Originally Posted by spred
Find the radius of a sphere inscribed in a regular tetrahedron which has a height of 8.

Thank You

The attached diagram shows a vertical cross-section through the tetrahedron, along one of the medians, $\displaystyle AM$, of the base.

$\displaystyle V$ is the vertex of the tetrahedron, and $\displaystyle O$ the centre of the inscribed sphere.

$\displaystyle G$ is the centroid of the base; $\displaystyle H$ is the centroid of one of the sloping faces. By symmetry, the sphere touches the base and this face at $\displaystyle G$ and $\displaystyle H$.

The height of the tetrahedron is $\displaystyle h$. So $\displaystyle VG = AH = h$. (In your question $\displaystyle h = 8$.)

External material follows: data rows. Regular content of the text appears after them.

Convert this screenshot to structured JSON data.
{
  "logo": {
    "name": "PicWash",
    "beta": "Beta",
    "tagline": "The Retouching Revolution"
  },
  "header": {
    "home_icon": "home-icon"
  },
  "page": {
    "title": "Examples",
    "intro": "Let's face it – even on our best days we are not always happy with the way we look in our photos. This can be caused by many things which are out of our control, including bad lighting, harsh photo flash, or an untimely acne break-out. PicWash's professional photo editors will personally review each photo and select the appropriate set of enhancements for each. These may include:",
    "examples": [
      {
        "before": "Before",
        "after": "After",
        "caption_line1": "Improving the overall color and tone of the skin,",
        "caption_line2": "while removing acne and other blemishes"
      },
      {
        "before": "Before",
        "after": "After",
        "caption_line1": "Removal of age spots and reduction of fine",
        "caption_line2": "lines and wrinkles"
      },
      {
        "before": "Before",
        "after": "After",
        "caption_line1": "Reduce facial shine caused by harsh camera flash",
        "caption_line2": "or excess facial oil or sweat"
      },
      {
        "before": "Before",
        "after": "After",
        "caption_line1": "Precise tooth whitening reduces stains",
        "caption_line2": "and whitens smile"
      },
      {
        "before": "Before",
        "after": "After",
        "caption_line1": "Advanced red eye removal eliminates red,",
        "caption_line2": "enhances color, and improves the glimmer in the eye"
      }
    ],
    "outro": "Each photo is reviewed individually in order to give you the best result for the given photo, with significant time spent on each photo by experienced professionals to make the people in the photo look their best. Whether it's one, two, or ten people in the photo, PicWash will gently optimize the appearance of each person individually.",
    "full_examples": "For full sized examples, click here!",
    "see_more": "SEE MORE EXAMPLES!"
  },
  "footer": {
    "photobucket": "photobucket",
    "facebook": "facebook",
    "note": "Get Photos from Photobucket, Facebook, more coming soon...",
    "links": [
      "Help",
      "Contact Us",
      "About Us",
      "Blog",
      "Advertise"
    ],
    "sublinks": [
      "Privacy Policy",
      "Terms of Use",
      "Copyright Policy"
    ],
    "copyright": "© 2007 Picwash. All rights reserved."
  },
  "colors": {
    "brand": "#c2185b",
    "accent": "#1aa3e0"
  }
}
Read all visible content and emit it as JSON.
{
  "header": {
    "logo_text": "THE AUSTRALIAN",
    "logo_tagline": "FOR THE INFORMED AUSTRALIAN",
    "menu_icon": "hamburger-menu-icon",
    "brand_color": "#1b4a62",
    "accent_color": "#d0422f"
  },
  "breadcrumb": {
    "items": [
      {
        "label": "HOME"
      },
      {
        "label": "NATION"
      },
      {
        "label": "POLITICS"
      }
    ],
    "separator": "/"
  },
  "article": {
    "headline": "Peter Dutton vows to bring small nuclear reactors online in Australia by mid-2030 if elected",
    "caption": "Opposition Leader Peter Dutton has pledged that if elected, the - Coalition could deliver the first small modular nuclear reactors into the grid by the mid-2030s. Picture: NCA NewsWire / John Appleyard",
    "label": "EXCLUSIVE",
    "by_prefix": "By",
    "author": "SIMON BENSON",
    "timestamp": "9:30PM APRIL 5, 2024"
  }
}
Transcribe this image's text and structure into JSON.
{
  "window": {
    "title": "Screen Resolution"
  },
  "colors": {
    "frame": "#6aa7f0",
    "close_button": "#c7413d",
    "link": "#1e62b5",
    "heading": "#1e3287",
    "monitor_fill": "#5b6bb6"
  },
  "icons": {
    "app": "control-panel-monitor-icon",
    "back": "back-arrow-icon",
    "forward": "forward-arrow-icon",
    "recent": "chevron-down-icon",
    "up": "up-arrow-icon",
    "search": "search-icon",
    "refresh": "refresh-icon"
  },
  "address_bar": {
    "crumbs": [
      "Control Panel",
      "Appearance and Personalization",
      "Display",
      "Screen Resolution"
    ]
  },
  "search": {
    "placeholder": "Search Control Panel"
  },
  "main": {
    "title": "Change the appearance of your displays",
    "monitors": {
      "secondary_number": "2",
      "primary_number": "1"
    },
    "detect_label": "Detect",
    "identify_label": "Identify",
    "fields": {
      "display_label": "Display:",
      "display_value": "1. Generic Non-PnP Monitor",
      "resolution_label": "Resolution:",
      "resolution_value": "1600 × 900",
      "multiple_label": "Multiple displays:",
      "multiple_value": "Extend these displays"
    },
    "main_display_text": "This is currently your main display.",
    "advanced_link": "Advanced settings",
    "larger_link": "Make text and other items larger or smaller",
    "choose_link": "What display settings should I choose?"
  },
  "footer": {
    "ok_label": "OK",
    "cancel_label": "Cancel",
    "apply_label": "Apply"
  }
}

Also $\displaystyle GM = HM = \tfrac13AM$, using the well-known property of the centroid of a triangle. So if $\displaystyle \angle HAM = \theta$,
$\displaystyle \sin \theta = \frac{HM}{AM}= \frac13$

$\displaystyle \Rightarrow \tan\theta = \frac{1}{\sqrt8}$
...(1)

$\displaystyle \Rightarrow GM =HM = h\tan\theta$

$\displaystyle \Rightarrow AG = 2GM=2h\tan\theta$

$\displaystyle \Rightarrow r = OG = AG \tan\theta$
$\displaystyle =2h\tan^2\theta$

$\displaystyle =\tfrac14h$, from
(1)
So the radius of the inscribed sphere is one-quarter of the height of the regular tetrahedron. In your question, then, the radius is $\displaystyle 2$ units.